Incidentally, the movie was about a writer who stays home all day pumping out crime thrillers. His wife is a lawyer at a big firm, and they have a hunky-dory apple pie relationship with two kids, a dog named Ralph, and a cat named Whiskers.
Original.
The writer in the movie has started a new novel about a guy who suspects his wife is cheating on him, and winds up in a twisted game of cat and mouse trying to root out the truth. His protagonist’s name is Peter Holt.
It’s a story inside a story, you see.
Now, as the writer gets further along in his story, he starts to notice little oddities in his own life, like an extra key on his wife’s key ring, or a funny smell on her collar, which are precisely the sorts of things the guy in his novel finds suspicious.
With the kids at school and his wife at work all the time, the writer spends his days alone in his big house, and this starts to drive him a little batty. Between bouts of writing, he starts to wander around the house looking for clues, suspecting, as does the character in his book, that his wife has been unfaithful.
This goes on for some time, with lots of long shots of the writer staring at a n
ecklace or a ribbon and imagining a handsome stranger putting it on or taking it off.
The writer begins to suspect his neighbor, a single dad with whom his wife coordinates carpools for the kids, of seducing his wife. The paranoid writer grows hostile toward his wife and their neighbor, believing the two of them to be in on some harebrained conspiracy that mirrors perfectly what Peter Holt is experiencing in the novel.
The writer starts acting really nutty, but it isn’t until his wife takes a peek at the finished manuscript that she realizes the danger they’re all in. The last line of the novel reads, “In a fit of jealousy and rage, Peter Holt pointed the gun and pulled the trigger.”
Boom!
She hears a gunshot from upstairs and rushes in to find the writer dead on the floor with a gun in his mouth.
The end.
Pretty morbid stuff. Subsequently, we learn that the wife was never having an affair, even though her husband suspected she was.

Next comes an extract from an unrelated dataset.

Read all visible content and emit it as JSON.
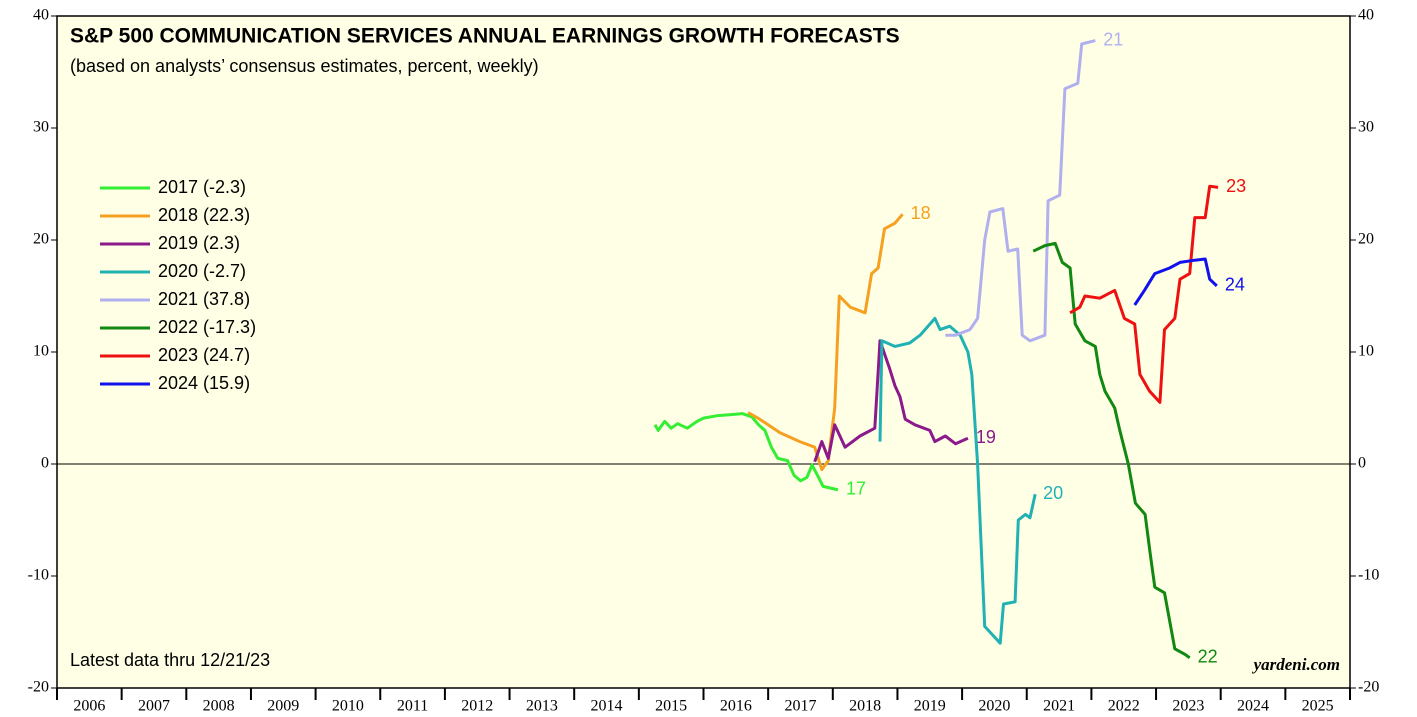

In my experience it works the other way around—the husband never suspected his wife was having an affair, even though she actually was.
In both stories someone ends up dead.
The movie was called Everything is Rosé, a reference to the pink stain the writer finds on his wife’s blouse that leads him to suspect her of boozing with another man.
Incidentally, it was a bottle of rosé that finally warmed Greta up to me so many years ago when we met again in Paris.
She was a bit of a lightweight, Greta.
Happy Happy Happy Message Runners, Inc. sent me back to Paris in July of 2011. Back then July was the hottest time of the year in Paris. It happens to be July 2056 as I write, and it’s raining outside. That’s normal, they tell me, nowadays.
I didn’t know if I’d see Greta again, especially after she’d sent some lackey in her place the last time I’d been over. Nevertheless, I came prepared. I had on a pair of tapered slacks, a white button-down, and oxfords. I’d even cut my hair for the occasion, which, as anyone will tell you, is not my favorite thing to do.